Additional cataloguing


In 1898, Raymond Yard began his career in the jewelry industry as a thirteen-year-old door boy at Marcus & Co. He eventually became the firm’s general manager before opening his own firm in 1922 in an upstairs salon at 522 Fifth Avenue, catering to society, including the Rockefellers, Vanderbilts, and DuPonts, as well as screen stars such as Douglas Fairbanks and Joan Crawford. His insistence on using only the finest gemstones set into hand-made mountings earned him a reputation that rivaled the important jewel houses such as Tiffany & Co., Cartier, and Van Cleef & Arpels. After his death in 1958, three former employees continued the business.

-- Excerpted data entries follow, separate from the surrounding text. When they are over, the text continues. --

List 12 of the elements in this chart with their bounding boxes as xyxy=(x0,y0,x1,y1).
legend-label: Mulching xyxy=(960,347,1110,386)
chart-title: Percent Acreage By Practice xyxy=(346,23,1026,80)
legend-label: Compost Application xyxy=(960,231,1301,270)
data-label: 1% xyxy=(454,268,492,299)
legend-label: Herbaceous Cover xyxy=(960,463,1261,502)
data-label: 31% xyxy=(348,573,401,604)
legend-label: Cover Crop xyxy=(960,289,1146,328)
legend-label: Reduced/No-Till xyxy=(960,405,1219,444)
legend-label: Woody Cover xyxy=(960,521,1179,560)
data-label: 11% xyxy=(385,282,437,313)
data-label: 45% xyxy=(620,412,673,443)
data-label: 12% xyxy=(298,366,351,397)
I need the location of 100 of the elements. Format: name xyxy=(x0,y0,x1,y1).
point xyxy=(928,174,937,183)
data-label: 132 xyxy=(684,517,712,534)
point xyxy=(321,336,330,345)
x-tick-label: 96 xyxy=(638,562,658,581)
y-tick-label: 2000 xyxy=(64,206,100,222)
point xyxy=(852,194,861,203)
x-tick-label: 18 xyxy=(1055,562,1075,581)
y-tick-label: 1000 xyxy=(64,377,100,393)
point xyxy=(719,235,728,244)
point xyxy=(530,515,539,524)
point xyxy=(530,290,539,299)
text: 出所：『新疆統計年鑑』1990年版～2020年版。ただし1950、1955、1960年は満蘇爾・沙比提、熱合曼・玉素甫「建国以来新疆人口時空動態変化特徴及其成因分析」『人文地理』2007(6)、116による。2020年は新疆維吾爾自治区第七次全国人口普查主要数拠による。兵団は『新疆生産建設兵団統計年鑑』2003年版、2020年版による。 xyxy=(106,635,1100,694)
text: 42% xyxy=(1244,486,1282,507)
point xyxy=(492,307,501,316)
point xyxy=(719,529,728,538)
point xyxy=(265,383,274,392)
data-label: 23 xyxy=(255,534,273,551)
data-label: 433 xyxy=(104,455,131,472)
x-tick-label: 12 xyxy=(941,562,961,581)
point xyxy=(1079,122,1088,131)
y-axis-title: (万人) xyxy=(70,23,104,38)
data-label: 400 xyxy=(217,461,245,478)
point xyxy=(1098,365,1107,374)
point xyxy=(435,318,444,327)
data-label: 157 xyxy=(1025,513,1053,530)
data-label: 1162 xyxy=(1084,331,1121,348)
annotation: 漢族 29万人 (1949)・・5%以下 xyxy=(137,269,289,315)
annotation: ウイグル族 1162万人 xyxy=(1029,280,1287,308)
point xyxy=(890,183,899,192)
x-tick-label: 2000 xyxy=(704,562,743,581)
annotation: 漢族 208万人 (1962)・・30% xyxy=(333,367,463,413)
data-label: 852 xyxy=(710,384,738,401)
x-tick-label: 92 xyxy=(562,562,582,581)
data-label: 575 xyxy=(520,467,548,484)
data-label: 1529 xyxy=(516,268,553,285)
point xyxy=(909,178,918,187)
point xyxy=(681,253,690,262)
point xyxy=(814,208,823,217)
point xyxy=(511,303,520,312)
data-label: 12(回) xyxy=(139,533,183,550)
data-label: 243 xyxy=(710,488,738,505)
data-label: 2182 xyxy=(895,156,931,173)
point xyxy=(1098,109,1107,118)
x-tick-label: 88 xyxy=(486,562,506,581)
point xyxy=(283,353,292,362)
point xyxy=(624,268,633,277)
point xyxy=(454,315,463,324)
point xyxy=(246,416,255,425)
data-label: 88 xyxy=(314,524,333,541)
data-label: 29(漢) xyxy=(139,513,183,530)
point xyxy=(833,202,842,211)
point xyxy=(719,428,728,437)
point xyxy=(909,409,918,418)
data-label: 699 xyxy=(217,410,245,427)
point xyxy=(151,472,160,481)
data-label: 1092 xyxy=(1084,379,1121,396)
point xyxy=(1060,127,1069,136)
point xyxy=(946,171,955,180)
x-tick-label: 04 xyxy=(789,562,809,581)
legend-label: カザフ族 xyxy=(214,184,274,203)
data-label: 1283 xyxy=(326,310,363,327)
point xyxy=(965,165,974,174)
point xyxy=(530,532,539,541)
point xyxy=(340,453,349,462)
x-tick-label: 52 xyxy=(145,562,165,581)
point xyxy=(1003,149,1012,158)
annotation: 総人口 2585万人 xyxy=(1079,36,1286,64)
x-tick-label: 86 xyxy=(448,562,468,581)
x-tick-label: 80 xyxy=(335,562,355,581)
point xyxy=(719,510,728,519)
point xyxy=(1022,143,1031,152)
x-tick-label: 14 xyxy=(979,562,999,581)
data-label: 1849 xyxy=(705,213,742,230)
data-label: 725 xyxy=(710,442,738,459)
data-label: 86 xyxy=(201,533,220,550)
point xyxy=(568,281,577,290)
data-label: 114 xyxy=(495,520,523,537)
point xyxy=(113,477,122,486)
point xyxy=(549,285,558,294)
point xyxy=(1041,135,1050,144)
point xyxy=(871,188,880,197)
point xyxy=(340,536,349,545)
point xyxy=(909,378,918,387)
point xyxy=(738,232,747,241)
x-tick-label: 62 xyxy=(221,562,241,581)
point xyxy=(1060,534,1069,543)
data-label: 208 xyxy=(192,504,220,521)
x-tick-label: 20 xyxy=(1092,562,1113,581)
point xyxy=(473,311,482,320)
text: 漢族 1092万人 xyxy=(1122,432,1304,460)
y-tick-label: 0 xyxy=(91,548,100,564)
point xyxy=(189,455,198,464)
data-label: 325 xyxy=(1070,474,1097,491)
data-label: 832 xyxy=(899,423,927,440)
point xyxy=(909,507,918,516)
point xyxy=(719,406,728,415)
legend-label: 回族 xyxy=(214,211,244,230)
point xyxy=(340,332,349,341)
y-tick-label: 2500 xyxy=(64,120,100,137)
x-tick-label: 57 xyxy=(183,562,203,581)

The earliest known button, found at Mohenjo-daro in the Indus Valley, was a small round decorative ornament made of shell around 5,000 years old for sartorial flourish. The typical buttonhole was invented in the mid-thirteenth century, as clothing became closer fitting and buttons were used to accentuate the figure. In 1250, buttons were prized as luxury objects and laws and guilds restricted their use. During this medieval period, buttons meant power and luxury. The Italian term for a place powerful leaders meet is still stanza dei bottoni, “room of the buttons.” In the seventeenth century, Louis XIV, famously loved fine jewelry, and had many sets of diamond buttons, including a coat with 123 diamond buttons, diamond-encrusted buttonholes, and diamond sprays extending from the buttonholes.

By the Art Deco period, the Industrial Revolution and mass production had made buttons less expensive and easier to obtain and they were common on most articles of clothing for every class. The great French and New York jewelers, however, still fashioned elegant dress sets of luxurious materials for the men who purchased fantastic jewelry for their wives. While buttons and cufflinks provided a limited design surface, the jewelers created pieces with geometric clarity and bold colors to accent male evening attire. Besides a watch and perhaps a ring, a dress set was the only wearable jewelry for a man in the 1920s.

With a client base that included America’s wealthiest and most socially prominent families, Yard created tasteful and elegant jewels of the highest quality. Yard’s elegant designs are sought after and cherished today. This dress set is particularly beautiful, composed of rounded moonstone set with a cabochon sapphire, the buttons are meant to glisten in the low light of an evening event and catch the eye. Just as sartorially elegant as when they were created a century ago, this dress set would be a beautiful addition to any collection.